Mário Lino (Museu do Heavy Metal Açoriano)

Torna-se engraçado e motivante receber feedbacks de ouvintes a dizer “nunca imaginei que houvesse tantas bandas nos Açores...”


Já são três volumes, é muita atenção que têm também por nós, aqui no continente. Até os mais atentos aos palcos pelo nosso underground fora serão capazes de reconhecer que é difícil ver algo das ilhas e entende o porquê. Aí levanta-se a questão: “mas afinal, o que existe por lá?”

Muita coisa boa, porque já nos deixaram ficar a saber. Mário Lino, mentor do projecto Museu do Heavy Metal Açoriano, teve a ideia de compilar o que de bom se fazia na música alternativa e pesada do arquipélago dos Açores, dá-la a conhecer e confirmar-nos a teoria de que deviam ser coisas de qualidade. O terceiro volume já está aí e o próprio Mário Lino desvenda-nos algumas questões em relação ao projecto, o seu sucesso e o seu futuro.

Já estamos na terceira edição da compilação “Azores & Metal,” o que é uma prova de sucesso e de que o promissor projeto realmente vale a pena. Olhando ao início, o que encorajou e inspirou a criação deste projeto?

Esta ideia e projeto teve, desde a primeira hora, a intenção e objetivo de destacar e revelar os valores (músicos e bandas) aqui das ilhas dos Açores. Foi quase como um grito ou uma prova de que eles existem e são capazes de muito bom som.

Para perceber e realmente sentir o seu total sentido, há que explicar o ponto da situação.

Atualmente, todos estes músicos e bandas estão a ser ignorados por completo pelos organizadores de eventos e de quem tem oportunidade de erguer um concerto ou espetáculo (refiro-me a organizadores de festivais, concertos, entidades municipais e qualquer animador cultural). Juntando a isso, não existem bares ou locais próprios para artistas deste género musical poder atuar. Como dá para imaginar, todos estes artistas estão “ostracizados” às suas garagens ou quartos onde constroem as suas músicas. Por isso tive a necessidade de criar este CD como forma física de exposição e fazer revelar estes valores de uma forma mais séria e com ar mais profissional.

 

 

Sentem que o reconhecimento continental e além tenha realmente aumentado com estes lançamentos?

Sim, sem dúvida. Através do “Azores & Metal,” este lote de artistas e bandas estão a fazer conhecer-se mais além, quer em referências em revistas e webzines, quer através dos seus sons a rodar em rádios por todos os continentes. E torna-se engraçado e motivante receber feedbacks de ouvintes a dizer “nunca imaginei que houvesse tantas bandas nos Açores…” , “conheço esta e aquela banda, mas não conhecia esta outra, gostei muito do som, existem há muito tempo?

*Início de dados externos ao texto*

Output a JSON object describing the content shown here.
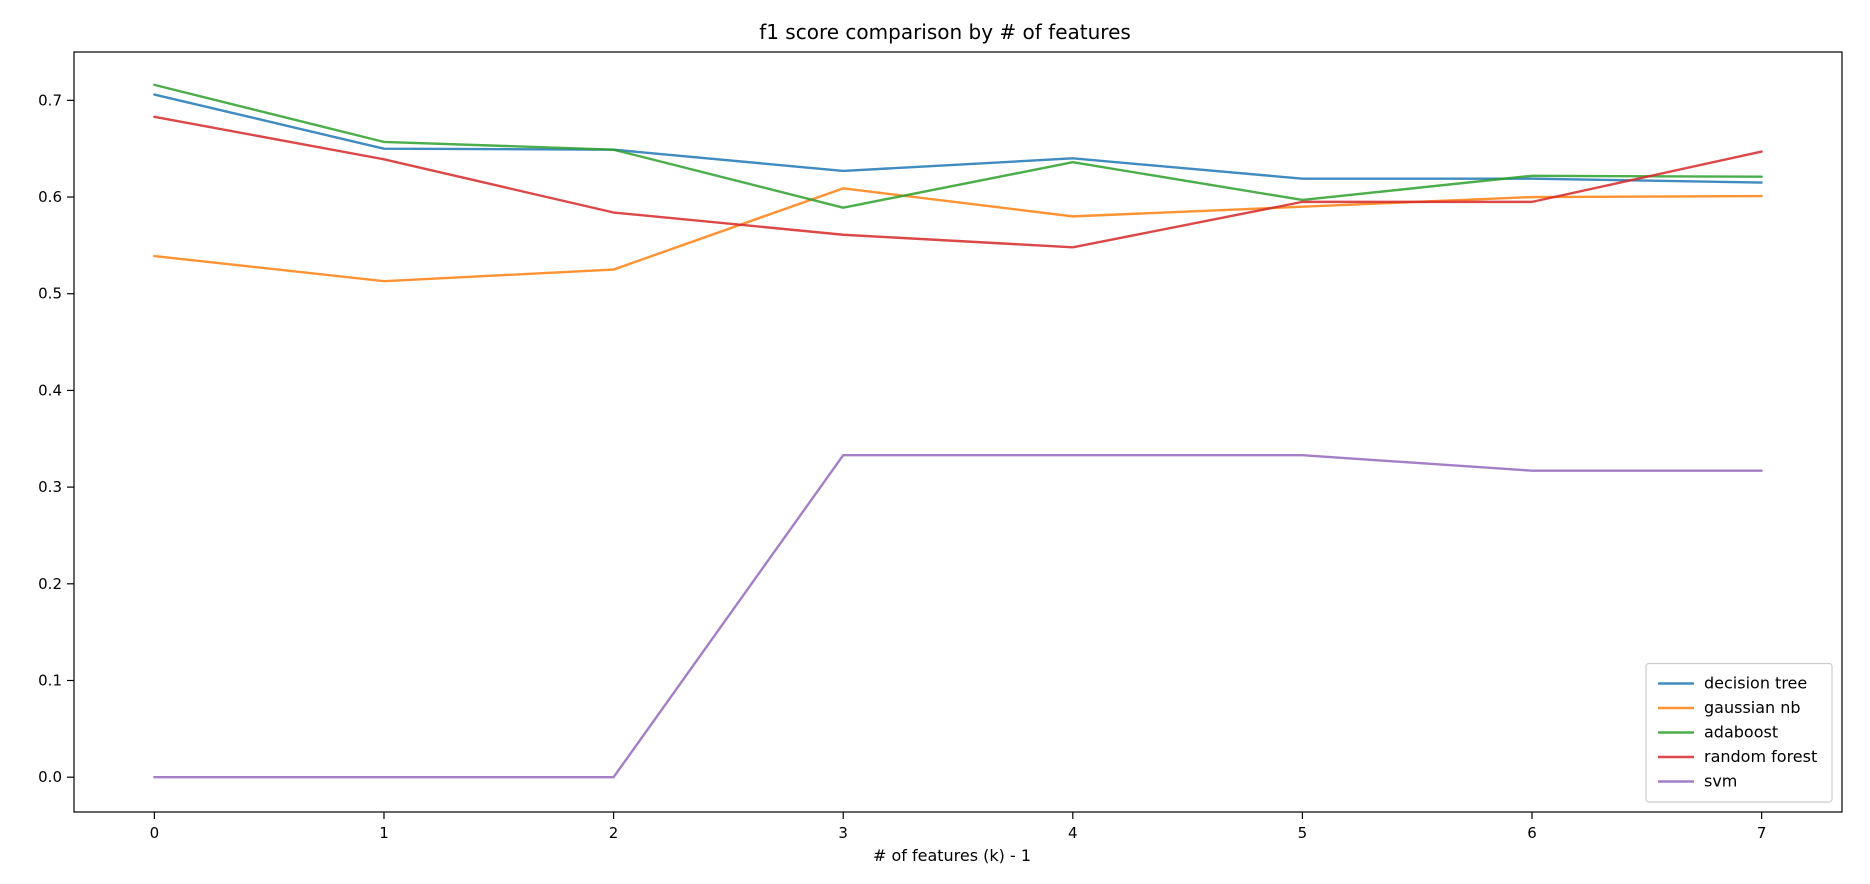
{
  "chart_data": {
    "type": "line",
    "title": "f1 score comparison by # of features",
    "xlabel": "# of features (k) - 1",
    "ylabel": "",
    "x": [
      0,
      1,
      2,
      3,
      4,
      5,
      6,
      7
    ],
    "xlim": [
      -0.35,
      7.35
    ],
    "ylim": [
      -0.036,
      0.75
    ],
    "xticks": [
      "0",
      "1",
      "2",
      "3",
      "4",
      "5",
      "6",
      "7"
    ],
    "yticks": [
      "0.0",
      "0.1",
      "0.2",
      "0.3",
      "0.4",
      "0.5",
      "0.6",
      "0.7"
    ],
    "grid": false,
    "legend_position": "lower right",
    "series": [
      {
        "name": "decision tree",
        "color": "#1f77b4",
        "values": [
          0.706,
          0.65,
          0.649,
          0.627,
          0.64,
          0.619,
          0.619,
          0.615
        ]
      },
      {
        "name": "gaussian nb",
        "color": "#ff7f0e",
        "values": [
          0.539,
          0.513,
          0.525,
          0.609,
          0.58,
          0.59,
          0.6,
          0.601
        ]
      },
      {
        "name": "adaboost",
        "color": "#2ca02c",
        "values": [
          0.716,
          0.657,
          0.649,
          0.589,
          0.636,
          0.597,
          0.622,
          0.621
        ]
      },
      {
        "name": "random forest",
        "color": "#d62728",
        "values": [
          0.683,
          0.639,
          0.584,
          0.561,
          0.548,
          0.595,
          0.595,
          0.647
        ]
      },
      {
        "name": "svm",
        "color": "#9467bd",
        "values": [
          0.0,
          0.0,
          0.0,
          0.333,
          0.333,
          0.333,
          0.317,
          0.317
        ]
      }
    ]
  }
}
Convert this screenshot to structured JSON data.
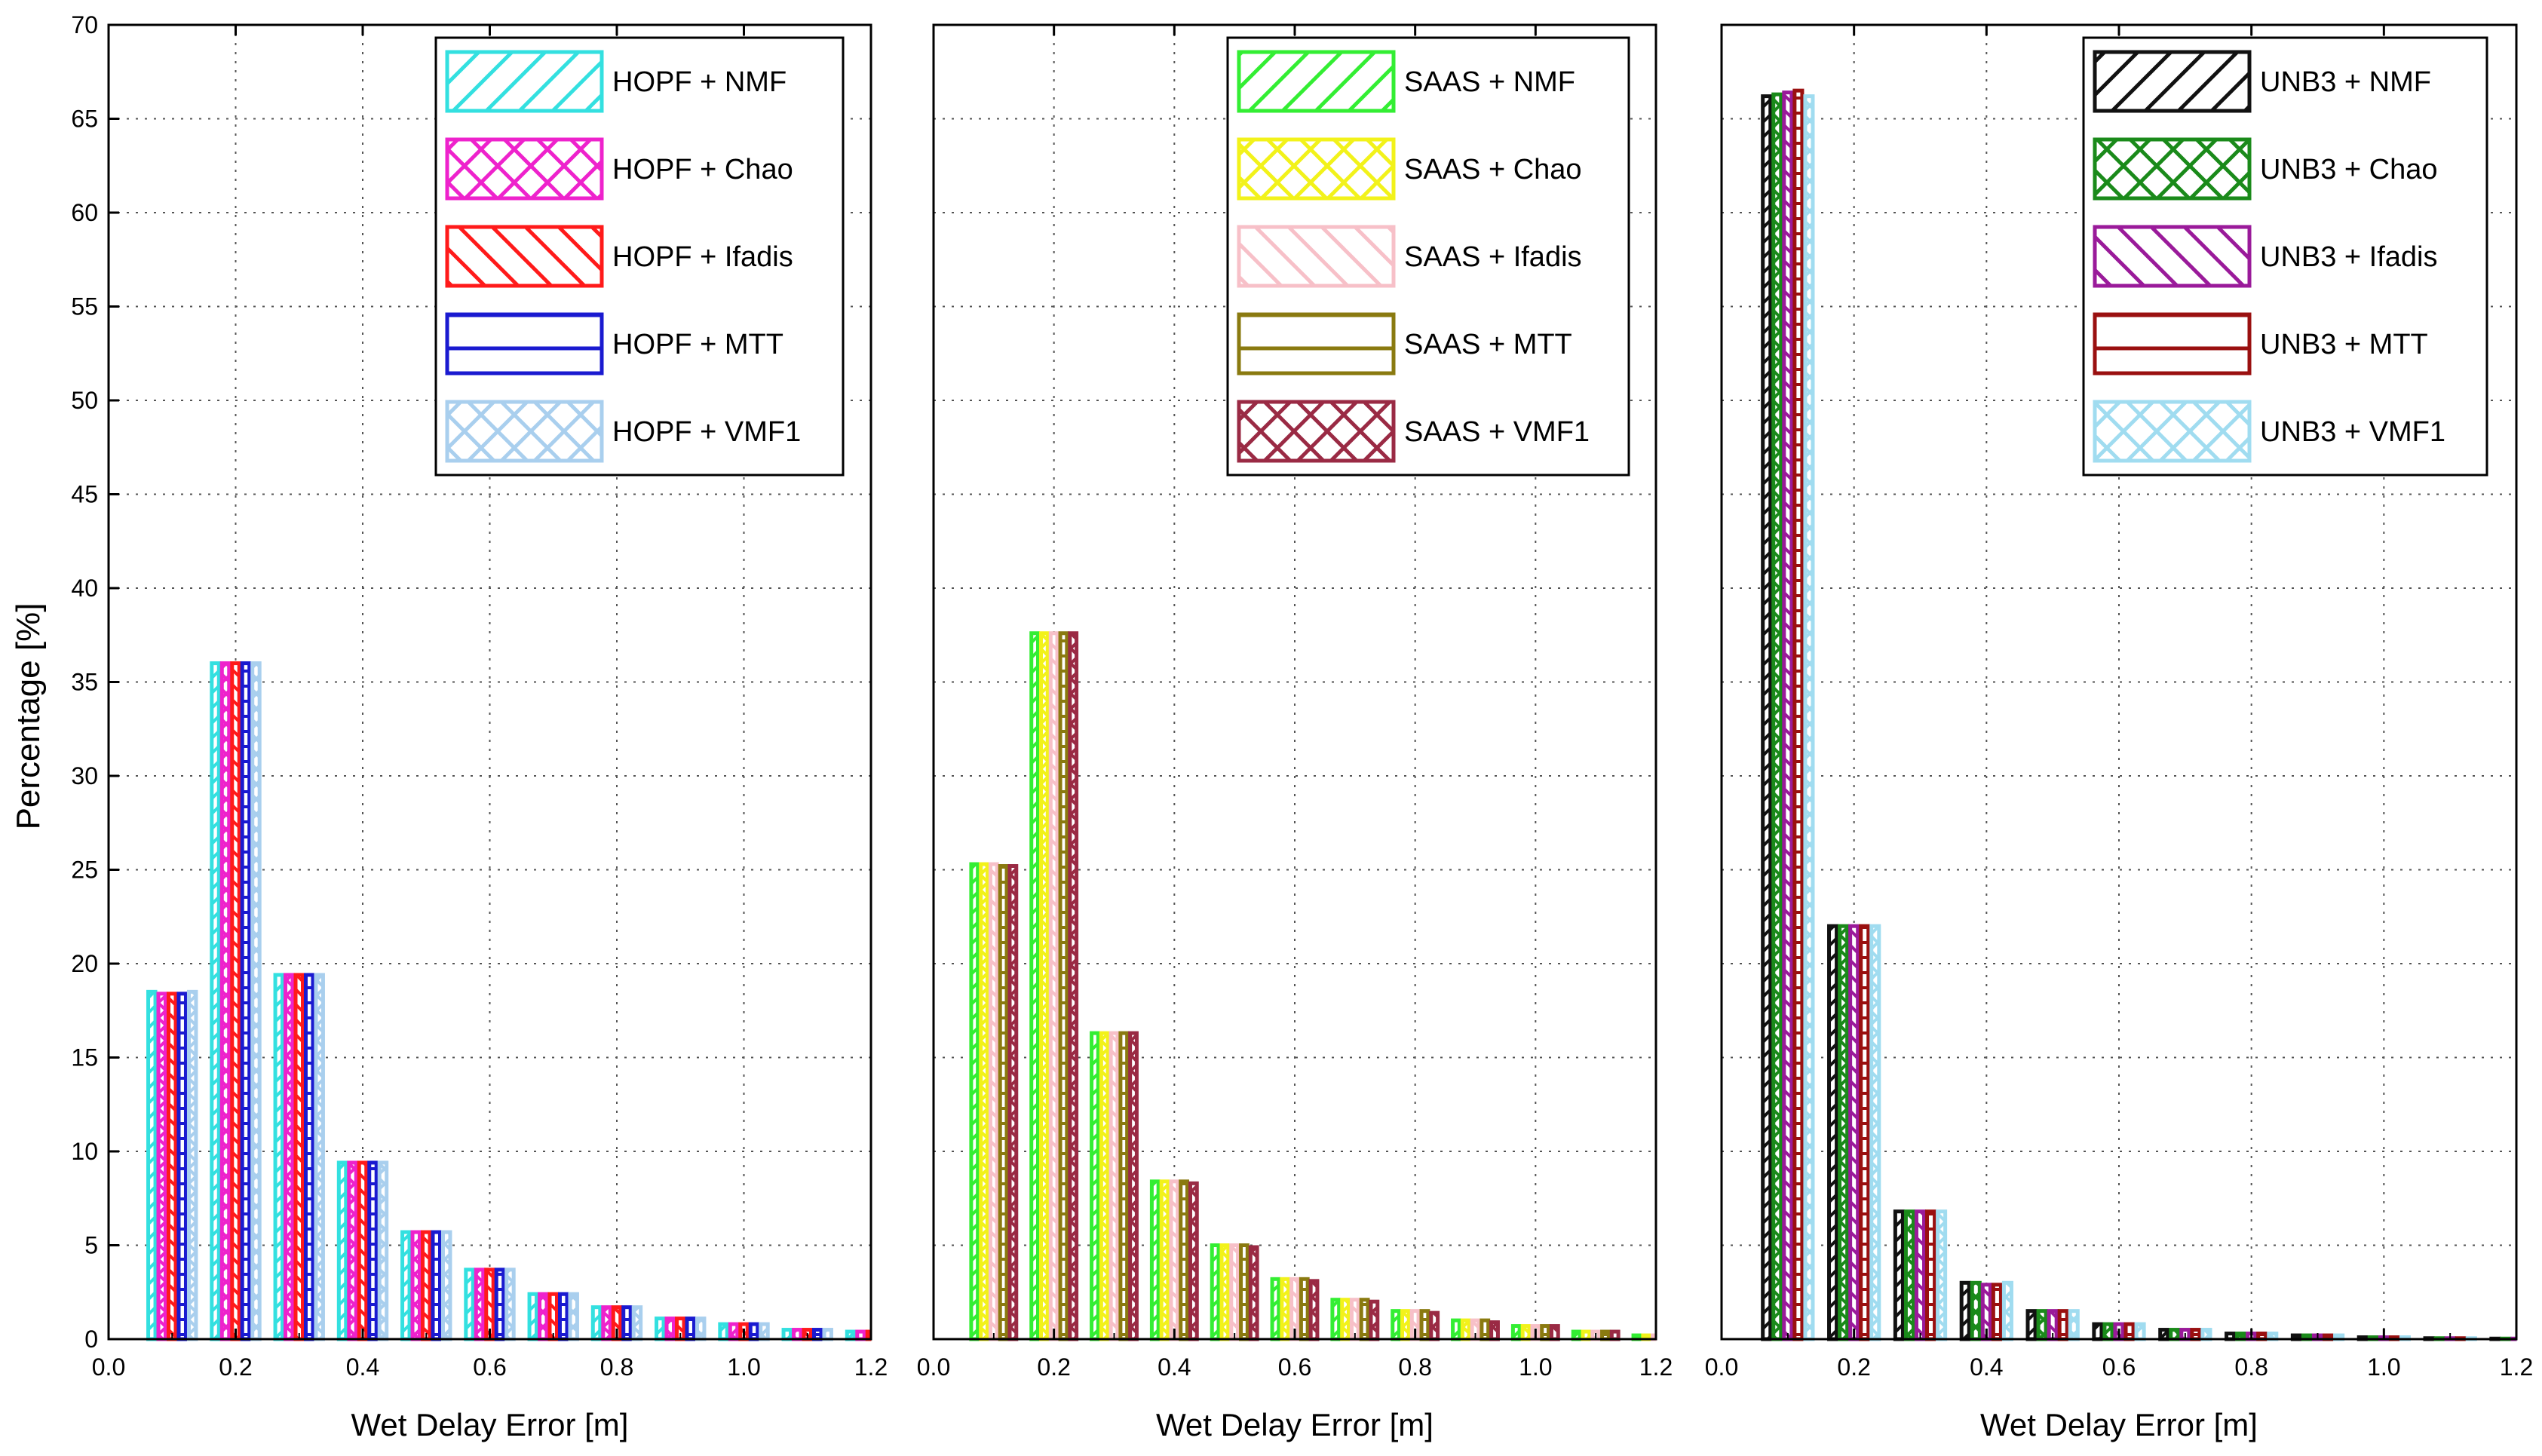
{
  "figure": {
    "ylabel": "Percentage [%]"
  },
  "chart_data": [
    {
      "type": "bar",
      "title": "",
      "xlabel": "Wet Delay Error [m]",
      "ylabel": "Percentage [%]",
      "xlim": [
        0.0,
        1.2
      ],
      "ylim": [
        0,
        70
      ],
      "xticks": [
        "0.0",
        "0.2",
        "0.4",
        "0.6",
        "0.8",
        "1.0",
        "1.2"
      ],
      "yticks": [
        "0",
        "5",
        "10",
        "15",
        "20",
        "25",
        "30",
        "35",
        "40",
        "45",
        "50",
        "55",
        "60",
        "65",
        "70"
      ],
      "grid": true,
      "legend_position": "top-right",
      "bin_centers": [
        0.1,
        0.2,
        0.3,
        0.4,
        0.5,
        0.6,
        0.7,
        0.8,
        0.9,
        1.0,
        1.1,
        1.2
      ],
      "bin_width": 0.1,
      "series": [
        {
          "name": "HOPF + NMF",
          "color": "#33e0e0",
          "pattern": "diag-fwd",
          "values": [
            18.5,
            36.0,
            19.4,
            9.4,
            5.7,
            3.7,
            2.4,
            1.7,
            1.1,
            0.8,
            0.5,
            0.4
          ]
        },
        {
          "name": "HOPF + Chao",
          "color": "#ee22cc",
          "pattern": "cross-hatch",
          "values": [
            18.4,
            36.0,
            19.4,
            9.4,
            5.7,
            3.7,
            2.4,
            1.7,
            1.1,
            0.8,
            0.5,
            0.4
          ]
        },
        {
          "name": "HOPF + Ifadis",
          "color": "#ff1a1a",
          "pattern": "diag-back",
          "values": [
            18.4,
            36.0,
            19.4,
            9.4,
            5.7,
            3.7,
            2.4,
            1.7,
            1.1,
            0.8,
            0.5,
            0.4
          ]
        },
        {
          "name": "HOPF + MTT",
          "color": "#1a1ad0",
          "pattern": "horizontal",
          "values": [
            18.4,
            36.0,
            19.4,
            9.4,
            5.7,
            3.7,
            2.4,
            1.7,
            1.1,
            0.8,
            0.5,
            0.4
          ]
        },
        {
          "name": "HOPF + VMF1",
          "color": "#a9cfee",
          "pattern": "cross-hatch",
          "values": [
            18.5,
            36.0,
            19.4,
            9.4,
            5.7,
            3.7,
            2.4,
            1.7,
            1.1,
            0.8,
            0.5,
            0.4
          ]
        }
      ]
    },
    {
      "type": "bar",
      "title": "",
      "xlabel": "Wet Delay Error [m]",
      "ylabel": "",
      "xlim": [
        0.0,
        1.2
      ],
      "ylim": [
        0,
        70
      ],
      "xticks": [
        "0.0",
        "0.2",
        "0.4",
        "0.6",
        "0.8",
        "1.0",
        "1.2"
      ],
      "yticks": [],
      "grid": true,
      "legend_position": "top-right",
      "bin_centers": [
        0.1,
        0.2,
        0.3,
        0.4,
        0.5,
        0.6,
        0.7,
        0.8,
        0.9,
        1.0,
        1.1,
        1.2
      ],
      "bin_width": 0.1,
      "series": [
        {
          "name": "SAAS + NMF",
          "color": "#33ee33",
          "pattern": "diag-fwd",
          "values": [
            25.3,
            37.6,
            16.3,
            8.4,
            5.0,
            3.2,
            2.1,
            1.5,
            1.0,
            0.7,
            0.4,
            0.2
          ]
        },
        {
          "name": "SAAS + Chao",
          "color": "#f2f21a",
          "pattern": "cross-hatch",
          "values": [
            25.3,
            37.6,
            16.3,
            8.4,
            5.0,
            3.2,
            2.1,
            1.5,
            1.0,
            0.7,
            0.4,
            0.2
          ]
        },
        {
          "name": "SAAS + Ifadis",
          "color": "#f7c0c8",
          "pattern": "diag-back",
          "values": [
            25.3,
            37.6,
            16.3,
            8.4,
            5.0,
            3.2,
            2.1,
            1.5,
            1.0,
            0.7,
            0.4,
            0.2
          ]
        },
        {
          "name": "SAAS + MTT",
          "color": "#8a7a10",
          "pattern": "horizontal",
          "values": [
            25.2,
            37.6,
            16.3,
            8.4,
            5.0,
            3.2,
            2.1,
            1.5,
            1.0,
            0.7,
            0.4,
            0.2
          ]
        },
        {
          "name": "SAAS + VMF1",
          "color": "#9a2a44",
          "pattern": "cross-hatch",
          "values": [
            25.2,
            37.6,
            16.3,
            8.3,
            4.9,
            3.1,
            2.0,
            1.4,
            0.9,
            0.7,
            0.4,
            0.2
          ]
        }
      ]
    },
    {
      "type": "bar",
      "title": "",
      "xlabel": "Wet Delay Error [m]",
      "ylabel": "",
      "xlim": [
        0.0,
        1.2
      ],
      "ylim": [
        0,
        70
      ],
      "xticks": [
        "0.0",
        "0.2",
        "0.4",
        "0.6",
        "0.8",
        "1.0",
        "1.2"
      ],
      "yticks": [],
      "grid": true,
      "legend_position": "top-right",
      "bin_centers": [
        0.1,
        0.2,
        0.3,
        0.4,
        0.5,
        0.6,
        0.7,
        0.8,
        0.9,
        1.0,
        1.1,
        1.2
      ],
      "bin_width": 0.1,
      "series": [
        {
          "name": "UNB3 + NMF",
          "color": "#111111",
          "pattern": "diag-fwd",
          "values": [
            66.2,
            22.0,
            6.8,
            3.0,
            1.5,
            0.8,
            0.5,
            0.3,
            0.2,
            0.1,
            0.05,
            0.03
          ]
        },
        {
          "name": "UNB3 + Chao",
          "color": "#1a8a1a",
          "pattern": "cross-hatch",
          "values": [
            66.3,
            22.0,
            6.8,
            3.0,
            1.5,
            0.8,
            0.5,
            0.3,
            0.2,
            0.1,
            0.05,
            0.03
          ]
        },
        {
          "name": "UNB3 + Ifadis",
          "color": "#9a1a9a",
          "pattern": "diag-back",
          "values": [
            66.4,
            22.0,
            6.8,
            2.9,
            1.5,
            0.8,
            0.5,
            0.3,
            0.2,
            0.1,
            0.05,
            0.03
          ]
        },
        {
          "name": "UNB3 + MTT",
          "color": "#9a1010",
          "pattern": "horizontal",
          "values": [
            66.5,
            22.0,
            6.8,
            2.9,
            1.5,
            0.8,
            0.5,
            0.3,
            0.2,
            0.1,
            0.05,
            0.03
          ]
        },
        {
          "name": "UNB3 + VMF1",
          "color": "#a0dcf0",
          "pattern": "cross-hatch",
          "values": [
            66.2,
            22.0,
            6.8,
            3.0,
            1.5,
            0.8,
            0.5,
            0.3,
            0.2,
            0.1,
            0.05,
            0.03
          ]
        }
      ]
    }
  ]
}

Têm mais temas ou trabalhos?…”

Só estas expressões são prova de grande reconhecimento e dever cumprido.

Também sentem que possam ter conseguido encorajar novas bandas jovens a aparecer, agora que vêem um veículo para se darem a conhecer?

O facto de já termos 3 CDs, e em todos eles haver sempre nomes novos, é prova disso. Todas as formas e vias de expressão e exposição são uma mais-valia, e são estes tipo de projetos que abrem uma porta para quem tem algo para mostrar e incentiva outros a também aproveitarem a oportunidade.

Se houver uma oportunidade, a malta aproveita. Se não houver formas de dar a conhecer ou revelar os trabalhos dos músicos, então é que nada surge ou evolui.

Considera-se um historiador do metal Açoriano? Ainda existe uma procura de atos do passado por descobrir?

De historiador nada tenho. Sou simplesmente um fã hiperactivo que faz a toda a força por revelar e partilhar com o mundo o que se fez por estas nove ilhas dos Açores e, claro, a apostar no que se está a fazer atualmente.

Quanto ao passado há muito ainda por revelar e partilhar, é tudo uma questão de encontrar provas e factos.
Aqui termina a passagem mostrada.